If you were listening closely at this year’s Freshman Assembly, you may have heard three different people speaking at once during University Chaplain Jerry Streets’s opening prayer. Obviously, there was Streets himself, who began with the words “Awesome God” instead of his customary “Holy God”. But behind that choice was Illinois U.S. Senate candidate Barack Obama, who, just weeks before, had brought the Democratic National Convention to its feet by declaring “We worship an Awesome God in the blue states.” He, in turn, was drawing on the late Christian singer-songwriter Rich Mullins, whose best-known work is a thunderous modern hymn called “Awesome God.”

Those two little words made some strange bedfellows. Obama is one of the Democratic Party’s new leading lights, whereas Streets has been relatively apolitical during his Yale tenure. Mullins’ Celtic-tinged folk-rock would feel out of place in Streets’ church, the proudly traditional Church of Christ in Yale. Obama’s core audience of urban liberal Democrats has little overlap with Mullins’ core audience of white evangelicals. But again, a closer listen reveals why these disparate voices could speak in unison from the stage of Woolsey Hall.

The story begins with Mullins’ 1987 hymn, which anyone under 40 who has ever attended a white church event has probably heard. Contemporary Christian worship CDs are a constant presence on Billboard’s Top 200 album chart, but no song off any of them has ever attained the seeming omnipresence of “Awesome God.” This song has even crossed the American church’s fearful color line: it gets played in black churches, and Kirk Franklin covered it with his choir. In a country where the most segregated hour of the week is still Sunday morning, the song’s crossover between white and black gospel should make anyone who cares about race in America take pause.

So when Obama used the words “Awesome God” in his keynote speech in Boston, he was deliberately drawing on one of the few great stories of racial reconciliation to come out of the Reagan era. His peroration’s thesis, stated straightforwardly as “E pluribus unum, out of many one,” could not be more perfectly illustrated than by a Kirk Franklin cover of a Rich Mullins song backed up by a Latin-funk bass line.
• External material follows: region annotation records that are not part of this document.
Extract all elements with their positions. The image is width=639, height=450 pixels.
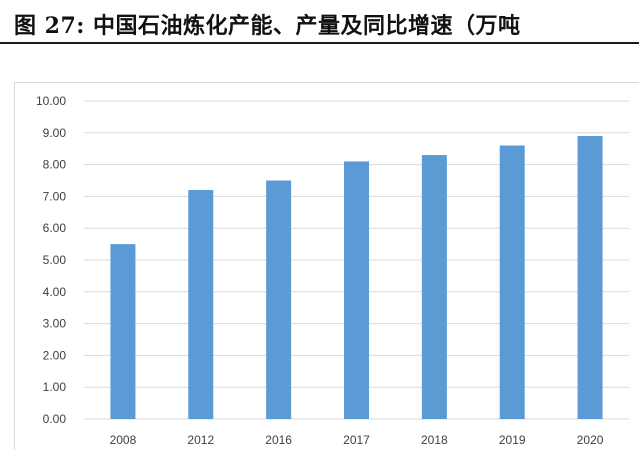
y-tick-label: 9.00 (43, 126, 67, 140)
bar-2020 (577, 135, 603, 420)
x-axis-ticks: 2008 2012 2016 2017 2018 2019 2020 (110, 433, 604, 447)
bar-2016 (266, 180, 292, 419)
y-tick-label: 4.00 (43, 285, 67, 299)
bar-2008 (110, 244, 136, 419)
y-tick-label: 6.00 (43, 221, 67, 235)
x-tick-label: 2018 (421, 433, 448, 447)
y-tick-label: 5.00 (43, 253, 67, 267)
y-tick-label: 1.00 (43, 380, 67, 394)
y-tick-label: 8.00 (43, 158, 67, 172)
y-tick-label: 3.00 (43, 317, 67, 331)
y-tick-label: 10.00 (36, 94, 66, 108)
bar-2019 (499, 145, 525, 419)
bar-2017 (344, 161, 369, 420)
x-tick-label: 2016 (265, 433, 292, 447)
y-tick-label: 2.00 (43, 348, 67, 362)
x-tick-label: 2019 (499, 433, 526, 447)
chart-frame (14, 82, 639, 450)
bar-2012 (188, 190, 214, 419)
x-tick-label: 2017 (343, 433, 370, 447)
y-tick-label: 0.00 (43, 412, 67, 426)
figure-caption-bar: 图 27: 中国石油炼化产能、产量及同比增速（万吨 (0, 0, 639, 44)
x-tick-label: 2008 (110, 433, 137, 447)
figure-caption: 图 27: 中国石油炼化产能、产量及同比增速（万吨 (14, 13, 521, 39)
y-tick-label: 7.00 (43, 189, 67, 203)
y-axis-ticks: 0.00 1.00 2.00 3.00 4.00 5.00 6.00 7.00 8.00 9.00… (36, 94, 66, 426)
x-tick-label: 2020 (577, 433, 604, 447)
x-tick-label: 2012 (187, 433, 214, 447)
bar-2018 (421, 155, 447, 419)
bars (110, 135, 603, 420)
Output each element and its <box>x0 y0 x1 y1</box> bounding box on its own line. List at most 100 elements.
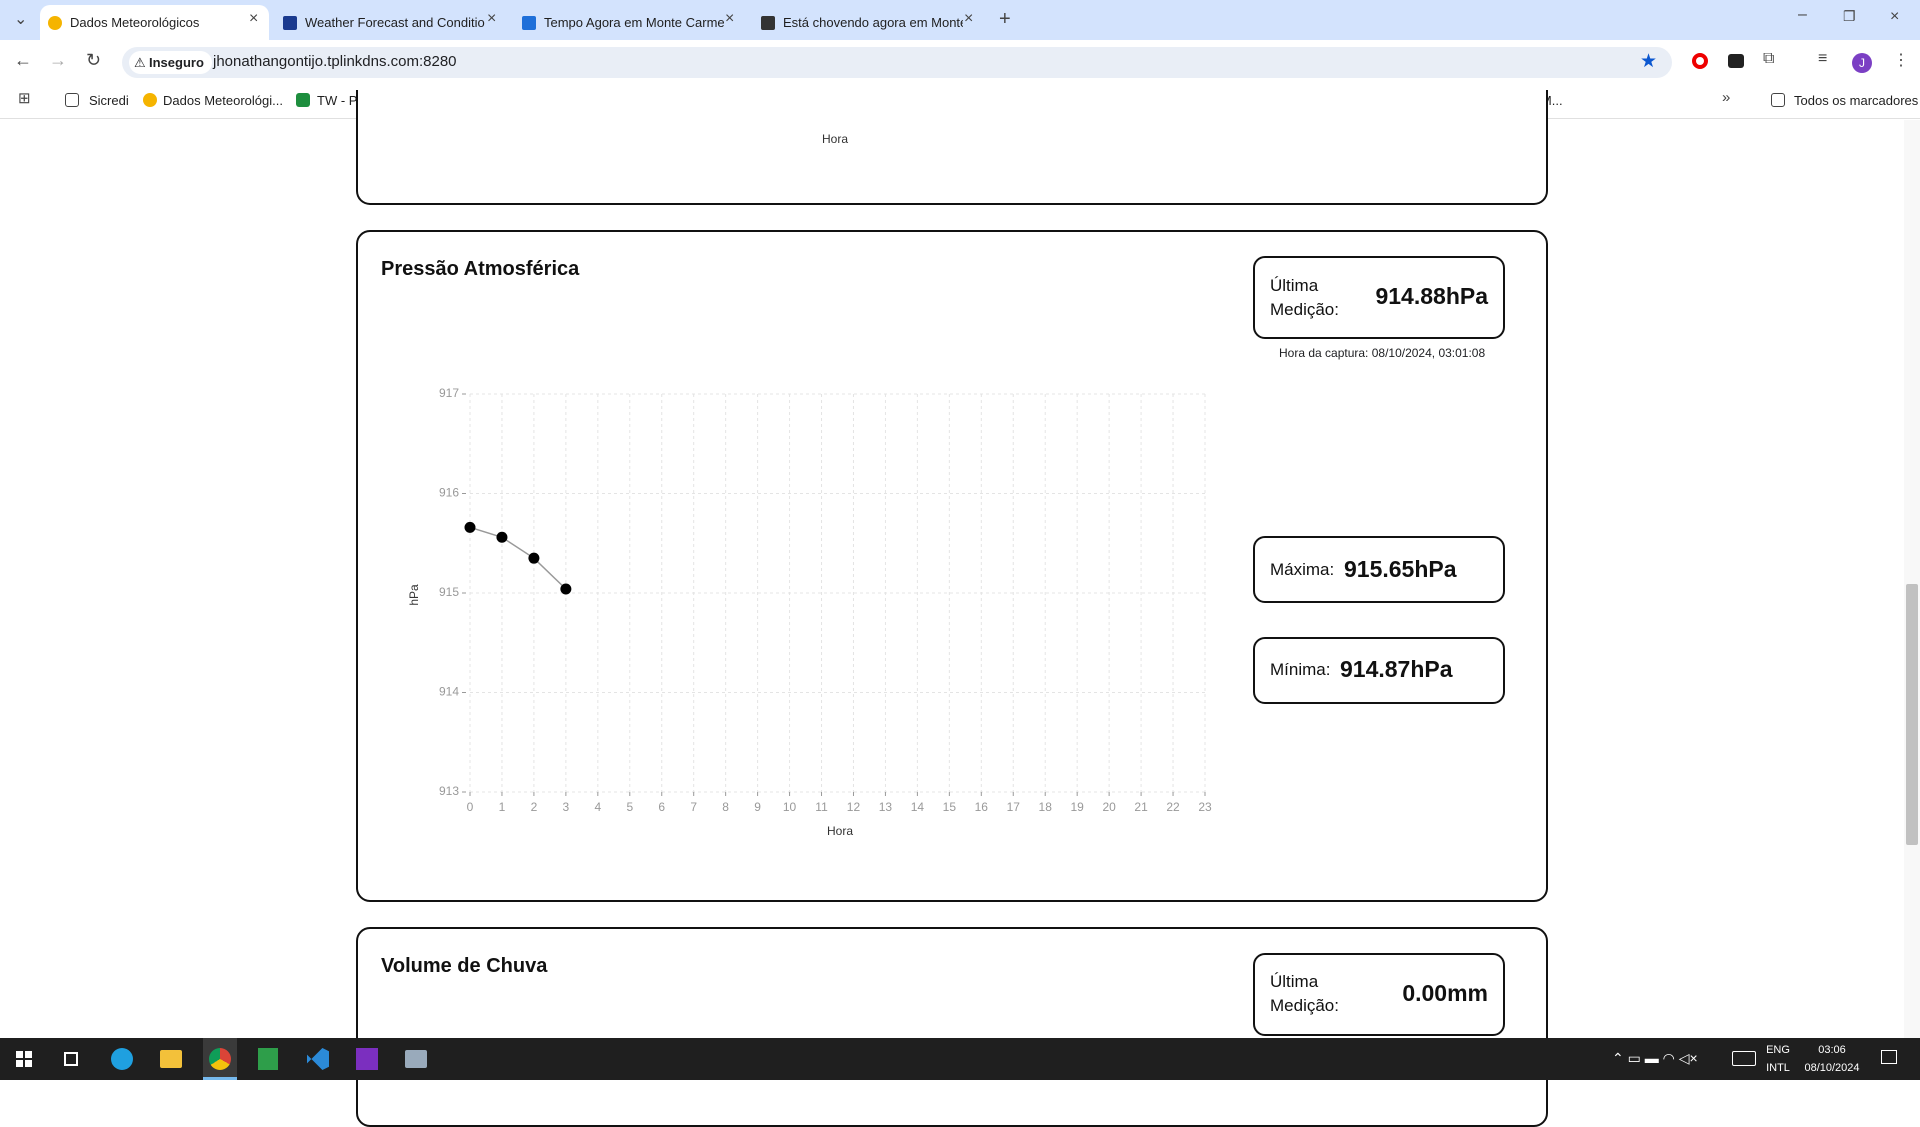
warning-icon: ⚠ <box>134 55 146 70</box>
apps[interactable]: ⊞ <box>18 90 31 107</box>
url[interactable]: jhonathangontijo.tplinkdns.com:8280 <box>213 53 457 70</box>
x-tick-label: 23 <box>1198 800 1212 814</box>
media[interactable]: ≡ <box>1818 50 1828 67</box>
scrollbar-thumb[interactable] <box>1906 584 1918 845</box>
y-tick-label: 915 <box>439 585 459 599</box>
x-tick-label: 19 <box>1070 800 1084 814</box>
stat-value: 914.88hPa <box>1375 283 1488 309</box>
bookmark-icon <box>143 93 157 107</box>
x-tick-label: 8 <box>722 800 729 814</box>
language[interactable]: ENG <box>1766 1044 1790 1056</box>
tab-icon <box>761 16 775 30</box>
app-icon[interactable] <box>258 1048 278 1070</box>
tab-close[interactable]: × <box>487 10 497 27</box>
point <box>528 552 540 564</box>
tab-search[interactable]: ⌄ <box>14 11 28 28</box>
profile[interactable]: J <box>1852 53 1872 73</box>
bookmark-icon <box>296 93 310 107</box>
tab[interactable]: Dados Meteorológicos <box>40 5 269 40</box>
axis-label: Hora <box>822 132 849 146</box>
bookmark-star[interactable]: ★ <box>1640 51 1658 72</box>
app-icon[interactable] <box>405 1050 427 1068</box>
extensions[interactable]: ⧉ <box>1763 50 1775 67</box>
new-tab[interactable]: + <box>999 8 1011 30</box>
tray-icons[interactable]: ⌃ ▭ ▬ ◠ ◁× <box>1612 1050 1698 1066</box>
extension-icon[interactable] <box>1728 54 1744 68</box>
tab-icon <box>48 16 62 30</box>
omnibox[interactable] <box>122 47 1672 78</box>
security-chip[interactable]: ⚠ Inseguro <box>129 51 212 74</box>
point <box>464 521 476 533</box>
tab[interactable]: Tempo Agora em Monte Carme <box>514 5 724 40</box>
opera-icon[interactable] <box>1692 53 1708 69</box>
card <box>356 90 1548 205</box>
x-tick-label: 17 <box>1007 800 1021 814</box>
stat-box <box>1253 256 1505 339</box>
x-tick-label: 22 <box>1166 800 1180 814</box>
x-tick-label: 12 <box>847 800 861 814</box>
tab-title: Está chovendo agora em Monte <box>783 15 963 30</box>
stat-label: Última Medição: <box>1270 276 1339 319</box>
start-button[interactable] <box>16 1051 32 1067</box>
x-axis-title: Hora <box>827 824 853 838</box>
x-tick-label: 16 <box>975 800 989 814</box>
keyboard-icon[interactable] <box>1732 1051 1756 1066</box>
bookmark[interactable]: Dados Meteorológi... <box>163 93 283 108</box>
all-bookmarks[interactable]: Todos os marcadores <box>1794 93 1919 108</box>
chrome[interactable] <box>209 1048 231 1070</box>
restore[interactable]: ❐ <box>1843 8 1856 24</box>
x-tick-label: 6 <box>658 800 665 814</box>
explorer[interactable] <box>160 1050 182 1068</box>
clock-date[interactable]: 08/10/2024 <box>1804 1062 1860 1074</box>
stat-label: Máxima: <box>1270 560 1335 579</box>
y-tick-label: 913 <box>439 784 459 798</box>
notifications[interactable] <box>1881 1050 1897 1064</box>
x-tick-label: 21 <box>1134 800 1148 814</box>
minimize[interactable]: – <box>1798 6 1807 23</box>
stat-label: Mínima: <box>1270 660 1331 679</box>
x-tick-label: 14 <box>911 800 925 814</box>
y-tick-label: 914 <box>439 685 459 699</box>
y-tick-label: 917 <box>439 386 459 400</box>
tab-title: Dados Meteorológicos <box>70 15 200 30</box>
more-bookmarks[interactable]: » <box>1722 89 1731 106</box>
clock-time[interactable]: 03:06 <box>1818 1044 1846 1056</box>
stat-label: Última Medição: <box>1270 972 1339 1015</box>
forward[interactable]: → <box>49 50 67 70</box>
tab-icon <box>283 16 297 30</box>
x-tick-label: 13 <box>879 800 893 814</box>
keyboard-layout[interactable]: INTL <box>1766 1062 1790 1074</box>
task-view[interactable] <box>64 1052 78 1066</box>
x-tick-label: 0 <box>467 800 474 814</box>
tab[interactable]: Está chovendo agora em Monte <box>753 5 963 40</box>
tab-close[interactable]: × <box>964 10 974 27</box>
point <box>560 583 572 595</box>
x-tick-label: 10 <box>783 800 797 814</box>
card-title: Pressão Atmosférica <box>381 258 580 280</box>
x-tick-label: 4 <box>594 800 601 814</box>
capture-time: Hora da captura: 08/10/2024, 03:01:08 <box>1279 346 1486 360</box>
tab-close[interactable]: × <box>249 10 259 27</box>
folder-icon <box>65 93 79 107</box>
app-icon[interactable] <box>356 1048 378 1070</box>
back[interactable]: ← <box>14 50 32 70</box>
menu[interactable]: ⋮ <box>1893 52 1909 69</box>
folder-icon <box>1771 93 1785 107</box>
point <box>496 531 508 543</box>
x-tick-label: 2 <box>531 800 538 814</box>
stat-box <box>1253 536 1505 603</box>
edge[interactable] <box>111 1048 133 1070</box>
tab-close[interactable]: × <box>725 10 735 27</box>
reload[interactable]: ↻ <box>86 50 102 70</box>
stat-box <box>1253 953 1505 1036</box>
tab[interactable]: Weather Forecast and Conditio <box>275 5 485 40</box>
tab-strip <box>0 0 1920 40</box>
bookmark[interactable]: Sicredi <box>89 93 129 108</box>
x-tick-label: 3 <box>563 800 570 814</box>
tab-title: Weather Forecast and Conditio <box>305 15 485 30</box>
x-tick-label: 5 <box>626 800 633 814</box>
stat-box <box>1253 637 1505 704</box>
close-window[interactable]: × <box>1890 8 1900 25</box>
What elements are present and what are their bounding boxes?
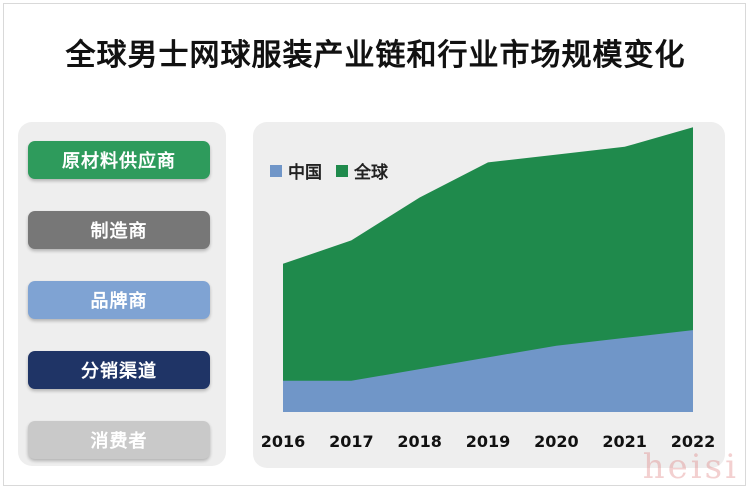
x-tick-label: 2021 [602,432,647,451]
legend-label-global: 全球 [354,163,388,183]
legend-swatch-china [270,164,282,177]
x-tick-label: 2017 [329,432,374,451]
legend-item-china: 中国 [270,158,322,183]
x-tick-label: 2022 [671,432,716,451]
watermark: heisi [642,447,739,487]
chart-legend: 中国 全球 [270,158,388,183]
x-tick-label: 2019 [466,432,511,451]
x-tick-label: 2016 [261,432,306,451]
chain-item-3: 品牌商 [28,281,210,319]
chain-item-5: 消费者 [28,421,210,459]
chain-item-1: 原材料供应商 [28,141,210,179]
page-title: 全球男士网球服装产业链和行业市场规模变化 [65,38,686,73]
chain-item-2: 制造商 [28,211,210,249]
legend-label-china: 中国 [288,163,322,183]
legend-swatch-global [336,164,348,177]
legend-item-global: 全球 [336,158,388,183]
chain-item-4: 分销渠道 [28,351,210,389]
area-series-global [283,127,693,413]
x-tick-label: 2018 [397,432,442,451]
x-tick-label: 2020 [534,432,579,451]
area-series-china [283,330,693,412]
outer-frame [3,3,746,486]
He probably knew that, too: as a transplanted Kansan he’d have to know the original, and as a South Side legislator he’d have to know the cover.

Washington Monthly editor Amy Sullivan has suggested that when Obama said “Awesome God,” he was using coded language to appeal to evangelicals, much the way George Bush does with his regular references to Scripture and hymnody. That analysis is correct but incomplete. When Bush talked about the “wonder-working power” of the American spirit in his 2003 State of the Union address, it was playing straightforwardly to his base. The Baptist hymn he quoted there would almost never be heard among non-Baptists. An equivalent move for Obama would have been quoting a hippie icon like John Lennon or a contemporary gospel heavyweight like Fred Hammond. By taking Rich Mullins as a moral center, however, Obama was reaching out to a constituency not his own, declaring his allegiance to its faith values. He was trying to enact the unity of national spirit his phrase declared.

The response to Obama’s nationally-broadcast speech was overwhelming. His campaign blog received hundreds of “Obama-for-President” posts, including dozens from self-identified conservative Republicans. The candidate himself seems to agree: during a subsequent speech at the Boston convention, a reporter heard him begin, “When I’m Pres- I mean, when I’m a Senator,” drawing laughter and applause. Political junkies who populate campaign blogs might be expected to notice a good speech, so might Chaplain Streets, whose job description includes a lot of oratory. But if their enthusiasm reflects the national response, Obama may have achieved something of the unity he was after.

And, most of all, he achieved that unity by putting his own spin on the rhetoric of the American state church — you know, the one whose God blesses our troops and hates Communism. It’s acceptable, even expected, for American politicians to pay lip service to a vague monotheism. Yalies sitting through freshman or baccalaureate convocations must endure a stage full of faculty doing the same. Obama piggybacked off that expectation, but instead of the usual platitudes, he delivered a piece of honest identification with religious values. Mullins’ Franciscan faith, as expressed in both “Awesome God” and the rest of his work, has serious political implications, requiring both worship of a creating, redeeming God and identification with the powerless. By working a Mullins shout-out into state-religious observances, Obama via Streets opened a door, long-closed in such settings, to both Christianity’s real unifying potential and its unsettling truth-claims. As an evangelical liberal Yalie, I’m thrilled to see the Democrats and the Chaplain’s Office taking them seriously. I just hope they understand that you can’t have one without the other.

Christopher Ashley is a senior in Silliman College.